This informational book gives a great in-depth description of the history, government, people, language, and culture of Afghanistan. The text in the book is written to be easily understood by children. Many words are written in bold and the definitions for those words can be found in the back of the book in the Glossary. After all of the information filled pages, there is a map of the country with all of the provinces drawn out and all of the surrounding countries labeled. There is a smaller map at the bottom of the page that shows where Afghanistan is on the whole world map. I think that is important for children to see. Many people, adults included could not tell you where all of the countries of the world are, so it's good to have a reference. After that is a "Quick Facts" page with fun facts about Afghanistan including the fact that the official languages are Dari and Pashto, the 2002 population estimate is 27,755,775, and the currency is called Afghani. $1 in 2003 equals 42.69 AFA (Afghani). The last page is the Index.
Eyewitness Books: Islam in that it provides a topic on each page, writes a paragraph about it and then has pictures. However, this book has far less artifacts and images on each page. Each picture has a few sentences of caption that explains the image and adds some additional facts.
One thing that I am surprised about in this book is that they discuss the Taliban and conflict with the Taliban but they do not mention the September 11th attacks on the World Trade Center and the Pentagon. In the conflict section it says:
In 2001, American, British, and Afghan fighters banded together to overthrow the Taliban government (p. 14).I just find it strange that the book mentions that the United States joined the fight without mentioned one of the main causes of the war. I had a couple of reasons for choosing a book on Afghanistan for my fourth informational book and one of them was to show that not everyone in Afghanistan is Taliban and part of the Sept. 11th attacks. I'm personally very interested in the Middle East as well. I've been enjoying quite a few historical fiction and realistic fiction books that take place in the Middle East over the last few years. I find the culture very fascinating and I love reading books about it. A third reason I chose this book would be to provide more multicultural information for students. If they are interested in this book, maybe they will become interested in historical fiction books about the Middle East as well! I have found some great children's books that I hope to read and review soon. Stay tuned!

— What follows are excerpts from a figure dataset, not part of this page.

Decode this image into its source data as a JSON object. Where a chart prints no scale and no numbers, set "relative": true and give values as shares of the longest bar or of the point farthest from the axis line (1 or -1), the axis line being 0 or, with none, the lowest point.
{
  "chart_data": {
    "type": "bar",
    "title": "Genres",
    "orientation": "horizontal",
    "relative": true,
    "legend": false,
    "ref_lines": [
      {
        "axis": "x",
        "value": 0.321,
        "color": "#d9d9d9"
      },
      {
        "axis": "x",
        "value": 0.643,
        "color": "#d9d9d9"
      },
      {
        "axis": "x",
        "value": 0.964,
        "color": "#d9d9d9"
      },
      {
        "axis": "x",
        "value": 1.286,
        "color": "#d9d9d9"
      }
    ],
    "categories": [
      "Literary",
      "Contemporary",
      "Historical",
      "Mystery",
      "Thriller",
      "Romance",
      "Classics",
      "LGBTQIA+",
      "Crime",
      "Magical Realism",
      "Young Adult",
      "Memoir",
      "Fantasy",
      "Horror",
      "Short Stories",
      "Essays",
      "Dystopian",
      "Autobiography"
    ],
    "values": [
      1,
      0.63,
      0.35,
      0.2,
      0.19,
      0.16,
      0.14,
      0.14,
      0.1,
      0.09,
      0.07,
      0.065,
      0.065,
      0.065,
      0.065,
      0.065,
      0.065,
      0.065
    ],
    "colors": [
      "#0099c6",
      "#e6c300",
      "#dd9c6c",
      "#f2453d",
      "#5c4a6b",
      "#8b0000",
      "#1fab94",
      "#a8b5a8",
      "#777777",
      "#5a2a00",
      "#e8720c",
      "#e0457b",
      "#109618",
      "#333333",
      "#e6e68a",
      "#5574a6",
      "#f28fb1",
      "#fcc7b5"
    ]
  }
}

Update: Here's one of them, One Green Apple by Eve Bunting.
This book is part of the Welcome to my Country series published by Gareth Stevens Publishing. There are many other titles including: Ukraine, Malaysia, Saudi Arabia, Pakistan, Bangladesh, Morocco, Bosnia Herzegovina, Kazakhstan, Columbia, Jordan, Singapore, Taiwan, Syria, Hungary, Jamaica, and Myanmar, to only name a few. I tried to find a website with information about the publisher and the series, but I didn't find any of the series books on Gareth Stevens' website.. I'm not sure why. Check out even more of the countries represented in the image below.
|France, Peru, Sri Lanka, Haiti, New Zealand, USA, South Africa, Iran, Ethiopia, India|
There are no listed resources for the writing of this book, but the author does include a section called "More Books to Read", "Videos", and "Web Sites" with lists of resources readers may be interested in for more information. I think it is great that under the "Web Sites" heading, the author mentions that some sites don't stay current for as long as others so they provide a list of keywords to use when searching for information on Afghanistan. Their suggested keywords are: Amu Darya, buzkashi, Dari, Hindu Kush, Kabul, Pashtun, Taliban.